Future Video Game Programmer Ready to Make Her Mark

Sedinam Gadzekpo | Undergraduate, Computer Science


(Update: Gadzekpo now works at Warner Brothers as an iOS engineer.)

As an elementary school student growing up in Ghana, Sedinam Gadzekpo remembers dreaming of one day becoming a police officer. Today, she still hopes to protect people and eliminate the bad guys, only now it’s in the virtual world she creates as a video game developer.

Gadzekpo, a computer and information science (CIS) major and self-described video game junkie, came to the School of Science at IUPUI in 2010. She didn’t know anyone and was unsure what to expect. She had “zero knowledge” of computer programming and only wanted to find a way to explore her love of computers and video games.

Two years later, “I feel I am very strong as a programmer. Now I feel like I can play with the big boys,” she said, referring to the independent game developers who are driving the video game industry.

She was born in Indianapolis and moved to her parent’s homeland of Ghana when she was 4 years old.  When it came time to chart her college path, IUPUI became an option because of her previous connection to the area.

“It was a big transition for me coming to IUPUI. Luckily, I was able to live in Ball Residence Hall, and that gave me a lot of freedom and was a great experience,” she recalled. “The doors to rooms were always open at Ball, and it allowed me to get connected to people on campus.”

Student groups also helped her acclimate to life away from her family. She participates in The Gamers Guild of IUPUI, the African Student Association, the School of Science Undergraduate Student Council and the Computer Science Club. Her younger sister plans to apply to IUPUI in the fall of 2013.
Sedinam Gadzekpo undergraduate student in computer science at IUPUI
Gadzekpo, who will graduate in May 2014, also credits the accessible CIS faculty and helpful classmates for playing a large role in her growth and success.
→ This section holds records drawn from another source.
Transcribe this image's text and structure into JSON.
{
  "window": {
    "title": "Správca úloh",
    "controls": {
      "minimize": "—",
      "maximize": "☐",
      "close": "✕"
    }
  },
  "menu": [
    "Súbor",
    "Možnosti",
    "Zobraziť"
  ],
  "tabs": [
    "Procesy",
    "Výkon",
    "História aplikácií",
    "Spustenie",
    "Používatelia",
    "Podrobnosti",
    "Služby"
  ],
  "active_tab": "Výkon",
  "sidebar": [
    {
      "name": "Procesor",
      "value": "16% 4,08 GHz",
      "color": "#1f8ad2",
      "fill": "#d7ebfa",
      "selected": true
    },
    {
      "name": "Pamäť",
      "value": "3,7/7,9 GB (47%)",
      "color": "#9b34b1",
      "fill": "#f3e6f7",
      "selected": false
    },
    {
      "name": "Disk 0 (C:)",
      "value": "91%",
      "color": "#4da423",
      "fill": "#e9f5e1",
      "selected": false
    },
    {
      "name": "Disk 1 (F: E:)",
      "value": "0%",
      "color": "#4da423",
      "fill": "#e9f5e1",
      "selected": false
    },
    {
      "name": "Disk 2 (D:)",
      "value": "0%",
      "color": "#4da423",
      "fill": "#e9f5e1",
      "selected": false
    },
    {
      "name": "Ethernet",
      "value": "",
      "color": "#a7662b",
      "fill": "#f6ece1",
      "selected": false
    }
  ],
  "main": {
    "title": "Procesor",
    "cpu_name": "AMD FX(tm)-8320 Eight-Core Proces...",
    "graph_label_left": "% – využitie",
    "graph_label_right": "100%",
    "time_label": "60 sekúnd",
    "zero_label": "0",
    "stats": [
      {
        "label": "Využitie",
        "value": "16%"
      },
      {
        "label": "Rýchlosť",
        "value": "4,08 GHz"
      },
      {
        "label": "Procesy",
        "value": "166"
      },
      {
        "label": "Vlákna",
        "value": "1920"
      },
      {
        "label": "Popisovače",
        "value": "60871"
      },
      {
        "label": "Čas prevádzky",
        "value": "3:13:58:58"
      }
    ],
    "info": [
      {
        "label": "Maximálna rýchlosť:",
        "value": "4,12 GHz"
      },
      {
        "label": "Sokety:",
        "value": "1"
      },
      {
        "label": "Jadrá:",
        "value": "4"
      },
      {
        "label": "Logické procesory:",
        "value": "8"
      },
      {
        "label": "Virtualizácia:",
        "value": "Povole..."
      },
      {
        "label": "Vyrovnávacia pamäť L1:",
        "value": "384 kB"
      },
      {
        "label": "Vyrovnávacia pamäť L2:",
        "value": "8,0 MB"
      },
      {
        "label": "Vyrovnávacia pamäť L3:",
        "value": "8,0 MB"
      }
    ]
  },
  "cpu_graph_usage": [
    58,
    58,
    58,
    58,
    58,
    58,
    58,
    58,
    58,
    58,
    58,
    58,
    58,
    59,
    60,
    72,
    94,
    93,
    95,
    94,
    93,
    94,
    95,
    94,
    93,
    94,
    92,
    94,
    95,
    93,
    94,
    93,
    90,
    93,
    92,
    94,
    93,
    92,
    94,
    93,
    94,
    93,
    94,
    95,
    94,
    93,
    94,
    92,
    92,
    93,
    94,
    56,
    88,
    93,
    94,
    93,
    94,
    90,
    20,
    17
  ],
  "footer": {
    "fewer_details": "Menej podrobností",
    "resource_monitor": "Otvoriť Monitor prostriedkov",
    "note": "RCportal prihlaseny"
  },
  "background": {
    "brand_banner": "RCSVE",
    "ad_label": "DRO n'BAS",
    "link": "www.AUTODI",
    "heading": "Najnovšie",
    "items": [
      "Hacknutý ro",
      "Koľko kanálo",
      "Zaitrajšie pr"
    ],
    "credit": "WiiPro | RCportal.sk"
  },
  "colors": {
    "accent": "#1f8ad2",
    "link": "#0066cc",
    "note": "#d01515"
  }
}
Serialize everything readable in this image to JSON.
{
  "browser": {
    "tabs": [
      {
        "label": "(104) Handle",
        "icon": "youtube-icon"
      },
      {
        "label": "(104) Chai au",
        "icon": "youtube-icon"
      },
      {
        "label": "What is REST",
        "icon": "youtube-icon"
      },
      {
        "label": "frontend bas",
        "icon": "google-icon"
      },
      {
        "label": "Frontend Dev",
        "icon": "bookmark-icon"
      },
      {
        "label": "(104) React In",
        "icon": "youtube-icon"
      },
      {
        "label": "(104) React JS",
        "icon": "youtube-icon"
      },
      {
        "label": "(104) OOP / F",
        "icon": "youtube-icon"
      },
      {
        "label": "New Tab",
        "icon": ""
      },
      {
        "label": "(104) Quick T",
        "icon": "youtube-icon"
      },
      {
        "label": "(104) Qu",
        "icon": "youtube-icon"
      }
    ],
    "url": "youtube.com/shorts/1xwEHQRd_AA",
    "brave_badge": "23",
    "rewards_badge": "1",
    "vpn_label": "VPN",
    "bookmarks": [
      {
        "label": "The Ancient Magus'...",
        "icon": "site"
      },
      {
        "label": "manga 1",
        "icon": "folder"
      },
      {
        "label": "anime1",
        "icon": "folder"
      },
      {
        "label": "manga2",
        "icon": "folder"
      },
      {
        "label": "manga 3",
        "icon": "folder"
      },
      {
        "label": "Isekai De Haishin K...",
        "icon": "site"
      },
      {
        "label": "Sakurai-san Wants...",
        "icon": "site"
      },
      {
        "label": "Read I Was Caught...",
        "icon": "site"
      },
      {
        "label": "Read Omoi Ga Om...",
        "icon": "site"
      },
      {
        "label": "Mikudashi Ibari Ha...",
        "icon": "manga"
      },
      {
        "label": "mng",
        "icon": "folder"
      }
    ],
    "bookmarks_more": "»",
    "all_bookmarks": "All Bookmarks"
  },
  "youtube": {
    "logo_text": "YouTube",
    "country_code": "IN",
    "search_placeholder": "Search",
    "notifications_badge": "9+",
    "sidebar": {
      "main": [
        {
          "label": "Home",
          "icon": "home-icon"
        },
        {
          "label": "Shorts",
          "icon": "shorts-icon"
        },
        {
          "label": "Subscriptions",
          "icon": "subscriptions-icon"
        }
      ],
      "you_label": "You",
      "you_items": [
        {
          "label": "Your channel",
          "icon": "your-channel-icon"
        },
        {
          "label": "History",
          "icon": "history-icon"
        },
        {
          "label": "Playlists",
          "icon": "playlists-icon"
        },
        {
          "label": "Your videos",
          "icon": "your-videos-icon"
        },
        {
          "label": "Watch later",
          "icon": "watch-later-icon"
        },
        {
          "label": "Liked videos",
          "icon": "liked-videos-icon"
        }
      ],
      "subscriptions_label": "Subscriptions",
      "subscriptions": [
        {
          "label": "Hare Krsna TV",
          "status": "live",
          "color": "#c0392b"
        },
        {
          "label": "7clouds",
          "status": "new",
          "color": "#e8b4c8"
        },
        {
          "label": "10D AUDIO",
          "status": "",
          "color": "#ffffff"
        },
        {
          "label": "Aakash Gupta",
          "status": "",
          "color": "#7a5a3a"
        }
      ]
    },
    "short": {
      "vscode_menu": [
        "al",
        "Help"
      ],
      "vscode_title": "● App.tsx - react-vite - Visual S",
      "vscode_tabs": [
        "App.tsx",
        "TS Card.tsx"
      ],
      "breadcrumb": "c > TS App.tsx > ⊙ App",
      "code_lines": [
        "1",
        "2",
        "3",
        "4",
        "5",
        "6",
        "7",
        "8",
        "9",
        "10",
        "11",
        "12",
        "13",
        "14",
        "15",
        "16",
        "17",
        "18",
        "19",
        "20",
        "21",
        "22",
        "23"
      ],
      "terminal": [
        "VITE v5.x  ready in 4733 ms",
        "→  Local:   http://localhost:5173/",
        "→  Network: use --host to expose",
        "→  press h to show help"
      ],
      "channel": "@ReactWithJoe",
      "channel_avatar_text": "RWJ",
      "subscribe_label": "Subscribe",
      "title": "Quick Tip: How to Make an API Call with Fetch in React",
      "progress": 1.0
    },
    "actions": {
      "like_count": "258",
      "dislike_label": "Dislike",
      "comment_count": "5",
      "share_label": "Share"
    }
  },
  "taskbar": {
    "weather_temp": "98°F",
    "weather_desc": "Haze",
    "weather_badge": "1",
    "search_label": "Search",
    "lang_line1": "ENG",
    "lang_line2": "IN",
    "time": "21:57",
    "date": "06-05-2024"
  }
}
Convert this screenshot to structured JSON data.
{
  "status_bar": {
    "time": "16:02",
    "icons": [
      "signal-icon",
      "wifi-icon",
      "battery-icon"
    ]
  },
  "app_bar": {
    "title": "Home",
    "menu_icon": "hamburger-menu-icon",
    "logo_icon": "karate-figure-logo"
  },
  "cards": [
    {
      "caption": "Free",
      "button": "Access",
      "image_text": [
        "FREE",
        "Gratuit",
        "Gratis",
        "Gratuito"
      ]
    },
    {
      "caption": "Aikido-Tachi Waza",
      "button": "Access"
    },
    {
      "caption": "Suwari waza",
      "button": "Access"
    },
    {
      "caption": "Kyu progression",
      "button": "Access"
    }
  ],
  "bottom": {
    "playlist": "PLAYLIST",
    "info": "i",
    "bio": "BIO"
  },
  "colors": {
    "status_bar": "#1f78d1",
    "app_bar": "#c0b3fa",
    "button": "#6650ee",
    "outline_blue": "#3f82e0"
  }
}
The real key, however, is changing the way she approached her courses and her image of computer science.

“People have this view that computer science is only for white males, these geeky people who stare at a computer all day,” she said. “It’s really more about being able to sit down and figure out how something works. It’s not about computing. It’s not just learning to program. It’s about thinking and solving problems.”

An avid fan of game classics like The Legend of Zelda and Pokemon, Gadzekpo envisions creating the next great role-playing or fighting game. She smiles at the thought of kids putting posters on their bedroom wall of one of her games, just as she did as a child with her favorites.

“I’ve had at least 10 friends say they want a copy of my first video game. Now I tell them to get in line,” she said.